If you would take your 500+ MV and split it up into 1000+ 0.5 MV accounts, those three orders of magnitude for the blue line would result in a decrease in effective value to S^-3 times the current effective value. So if S is set to 1.025 for example, the total effective value of your vesting shares would be reduced to 92.86% of your current value.
If you did the same with the current linear reward, the total effective value of your vesting shares would remain at 100.0% of your current value.
With the proposed convergent linear reward (the orange line) that Steemit Inc is currently speaking out its support for, you can pick a value for S (different type of S) to fit a desired incentive level between two set account sizes, but the problem is doing so doesn't create the same incentive at a wider range of account sizes.

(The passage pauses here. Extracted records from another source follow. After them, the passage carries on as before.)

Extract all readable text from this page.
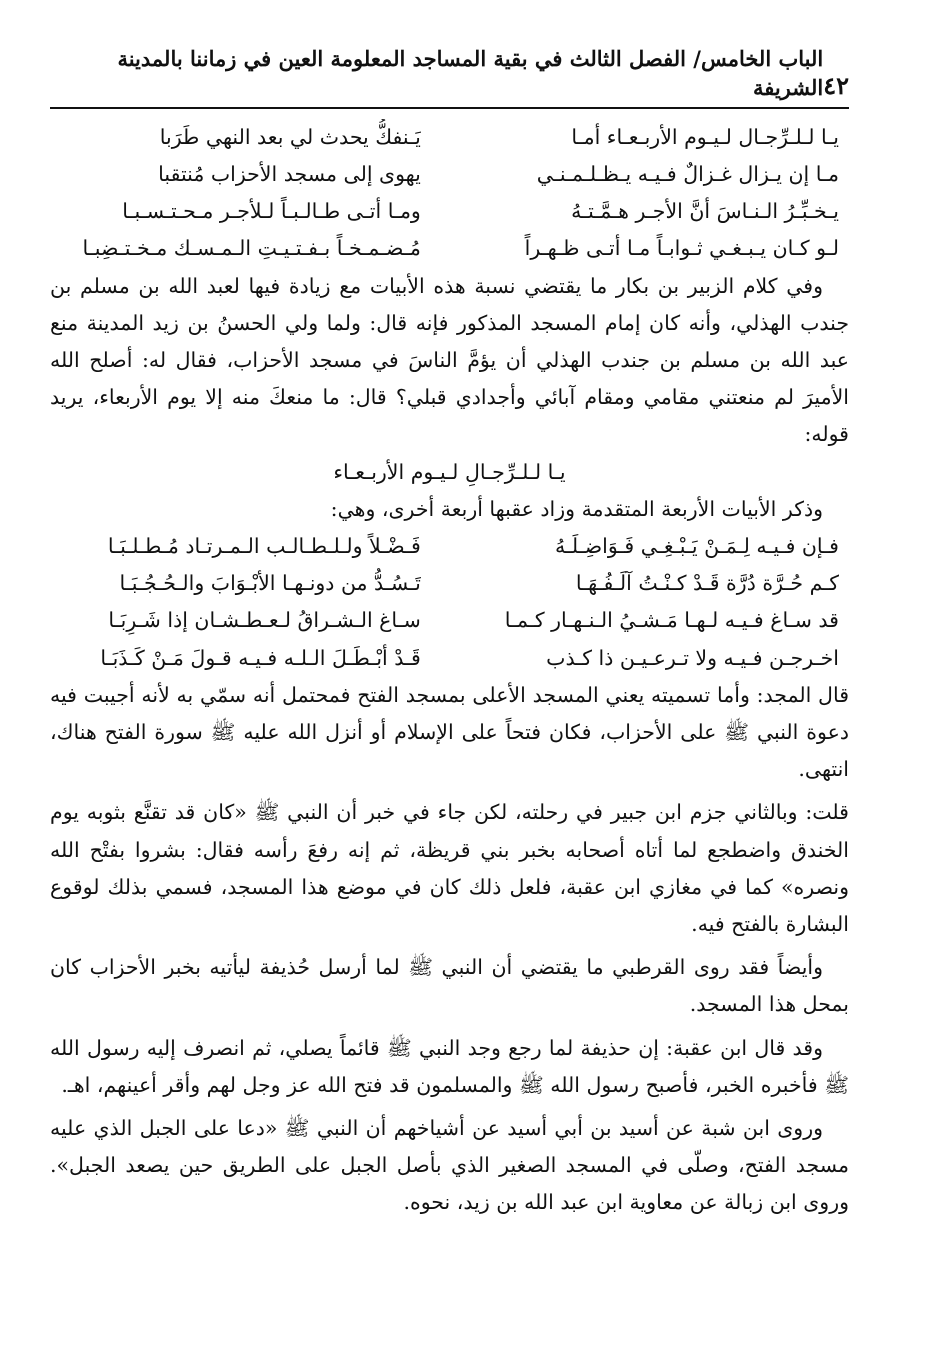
٤٢
الباب الخامس/ الفصل الثالث في بقية المساجد المعلومة العين في زماننا بالمدينة الشريفة
يـا لـلـرِّجـال لـيـوم الأربـعـاء أمـا
يَـنفكُّ يحدث لي بعد النهي طَرَبا
مـا إن يـزال غـزالٌ فـيـه يـظـلـمـنـي
يهوى إلى مسجد الأحزاب مُنتقبا
يـخـبِّـرُ الـنـاسَ أنَّ الأجـر هـمَّـتـهُ
ومـا أتـى طـالـبـاً لـلأجـر مـحـتـسـبـا
لـو كـان يـبـغـي ثـوابـاً مـا أتـى ظـهـراً
مُـضـمـخـاً بـفـتـيـتِ الـمـسـك مـخـتـضِبـا

وفي كلام الزبير بن بكار ما يقتضي نسبة هذه الأبيات مع زيادة فيها لعبد الله بن مسلم بن جندب الهذلي، وأنه كان إمام المسجد المذكور فإنه قال: ولما ولي الحسنُ بن زيد المدينة منع عبد الله بن مسلم بن جندب الهذلي أن يؤمَّ الناسَ في مسجد الأحزاب، فقال له: أصلح الله الأميرَ لم منعتني مقامي ومقام آبائي وأجدادي قبلي؟ قال: ما منعكَ منه إلا يوم الأربعاء، يريد قوله:

يـا لـلـرِّجـالِ لـيـوم الأربـعـاء

وذكر الأبيات الأربعة المتقدمة وزاد عقبها أربعة أخرى، وهي:

فـإن فـيـه لِـمَـنْ يَـبْـغِـي فَـوَاضِـلَـهُ
فَـضْـلاً ولـلـطـالـب الـمـرتـاد مُـطـلـبَـا
كـم حُـرَّة دُرَّة قَـدْ كـنْـتُ آلَـفُـهَـا
تَـسُـدُّ من دونـهـا الأبْـوَابَ والـحُـجُـبَـا
قد سـاغ فـيـه لـهـا مَـشـيُ الـنـهـار كـمـا
سـاغ الـشـراقُ لـعـطـشـان إذا شَـرِبَـا
اخـرجـن فـيـه ولا تـرعـيـن ذا كـذب
قَـدْ أبْـطَـلَ الـلـه فـيـه قـولَ مَـنْ كَـذَبَـا

قال المجد: وأما تسميته يعني المسجد الأعلى بمسجد الفتح فمحتمل أنه سمّي به لأنه أجيبت فيه دعوة النبي ﷺ على الأحزاب، فكان فتحاً على الإسلام أو أنزل الله عليه ﷺ سورة الفتح هناك، انتهى.

قلت: وبالثاني جزم ابن جبير في رحلته، لكن جاء في خبر أن النبي ﷺ «كان قد تقنَّع بثوبه يوم الخندق واضطجع لما أتاه أصحابه بخبر بني قريظة، ثم إنه رفعَ رأسه فقال: بشروا بفتْح الله ونصره» كما في مغازي ابن عقبة، فلعل ذلك كان في موضع هذا المسجد، فسمي بذلك لوقوع البشارة بالفتح فيه.

وأيضاً فقد روى القرطبي ما يقتضي أن النبي ﷺ لما أرسل حُذيفة ليأتيه بخبر الأحزاب كان بمحل هذا المسجد.

وقد قال ابن عقبة: إن حذيفة لما رجع وجد النبي ﷺ قائماً يصلي، ثم انصرف إليه رسول الله ﷺ فأخبره الخبر، فأصبح رسول الله ﷺ والمسلمون قد فتح الله عز وجل لهم وأقر أعينهم، اهـ.

وروى ابن شبة عن أسيد بن أبي أسيد عن أشياخهم أن النبي ﷺ «دعا على الجبل الذي عليه مسجد الفتح، وصلّى في المسجد الصغير الذي بأصل الجبل على الطريق حين يصعد الجبل». وروى ابن زبالة عن معاوية ابن عبد الله بن زيد، نحوه.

If you look at the orange line, tuned for Orca incentive to make my point, Orca accounts are effectively yet modestly incentified not to break up their account into 100 or more smaller accounts. But looking at whales, there is little to zero incentive for a whale not to break up his stake into 100 or more smaller accounts, so no scaling up. Looking at a dolphin account, the incentive for a dolphin not to break up his stake into a hundred or more accounts is over the top and as a result, new accounts are hit really hard by this curve that is tuned for Orca incentive. This I hope shows the orange line is unfair and lacks scaling.
In contrast, the blue line creates equal incentives for dolphins, Orcas and whales not to break up their stake into 100+ puppet accounts.

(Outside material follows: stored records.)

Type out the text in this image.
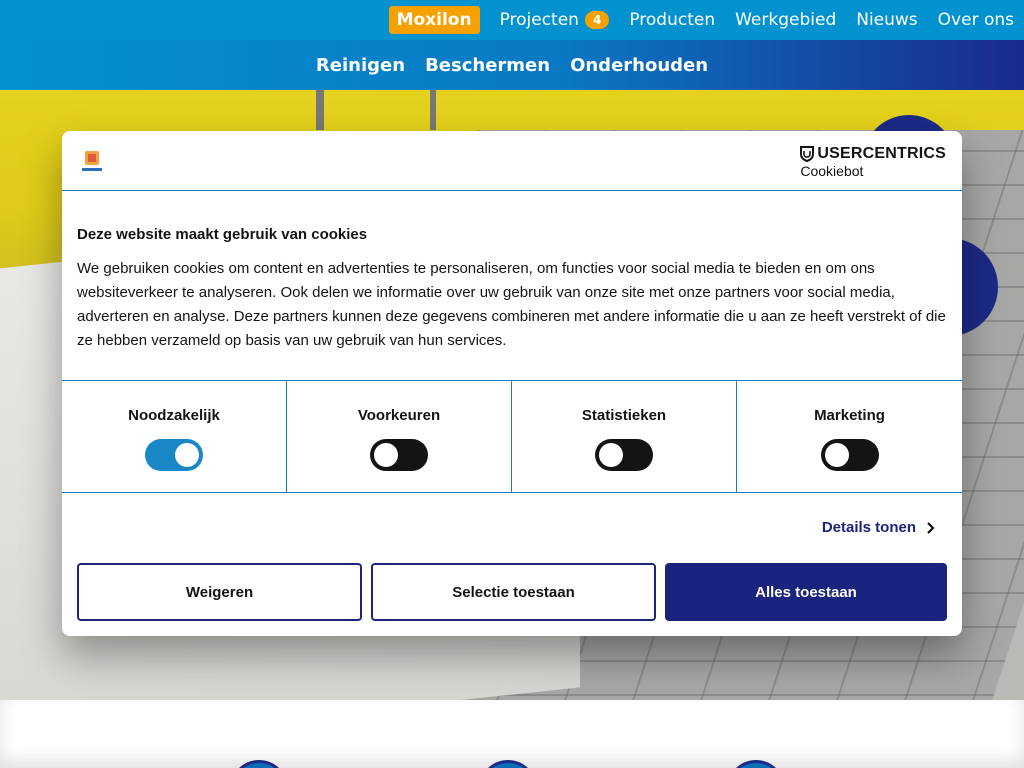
Moxilon Projecten	4	Producten Werkgebied Nieuws Over ons
Reinigen Beschermen Onderhouden
USERCENTRICS
Cookiebot
Deze website maakt gebruik van cookies
We gebruiken cookies om content en advertenties te personaliseren, om functies voor social media te bieden en om ons websiteverkeer te analyseren. Ook delen we informatie over uw gebruik van onze site met onze partners voor social media, adverteren en analyse. Deze partners kunnen deze gegevens combineren met andere informatie die u aan ze heeft verstrekt of die ze hebben verzameld op basis van uw gebruik van hun services.
Noodzakelijk	Voorkeuren	Statistieken	Marketing
Details tonen
Weigeren	Selectie toestaan	Alles toestaan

Hope this clarifies the curves.
Can you plot your scaling curve on the mvest scale? Basically have x be MVEST and y be $ vote value?
I think that is in the end the metric we all can grasp. And any discussion about it needs to show how it differs in this comparison from other curves and why that is good.
Edit: your current plot compares apples with oranges, as the other curves all apply on the resulting rshares and your curve applies per voter. Which makes a difference, as your x axis is personal vests in your blue line but rshares on the post in the orange line.
No oranges, all apples! Comparing reward scaling functions to reward scaling functions, that is what my blog post is about. Maybe read @trafalgar's post for some background on the orange line. @trafalgar talks in terms of n^2/(1+n) that as scaling function translate to n/(1+cn)
In this plot the X axis is in VEST on a log scale (added the fish type graphics to make it understandable to people who don't think in terms of MVEST)and the Y axis represents . The Y axis can ve seen as $ vote value "per MVEST".
You could multiply each of the equation by some c x V, but doing so will just show slightly curved almost linear lines that truly don't communicate what the "per MVEST" graph communicates. That's the whole problem I am trying to address here. If you use a lineair X axis or plot $ against MVEST or both, you end up obfiscating that whatever S you choose for the orange curve, you either allow orcas and whales to not be incentified to good behaviour, or you end up screwing over new accounts so badly that you basically end up stating that we are full and new accounts are no longer welcome.
But in case you want to play with the scaling equations a bit, here is the code I used to make this graph:
Hope this one helps. Removed the floor function as that one seems to truly confuse you while its sole purpose was to take away confusion for the average user, so if it confuses you it loses its purpose.
The blue line is the current linear reward n -> c.
The brown, pink and gray line are the linear convergent rewards Sn/(1+Sn) -> c/(1+Sn) for different values of S.
The orange, green and purple lines are my nS^log(n)-> S^log(n+c) lines for different values of S.
Again, note that the scale for X is logaritmic, while the Y axis is linear and conveys the reward per unit of influence in order to clearly demonstrate the scaling properties of the reward scaling functions.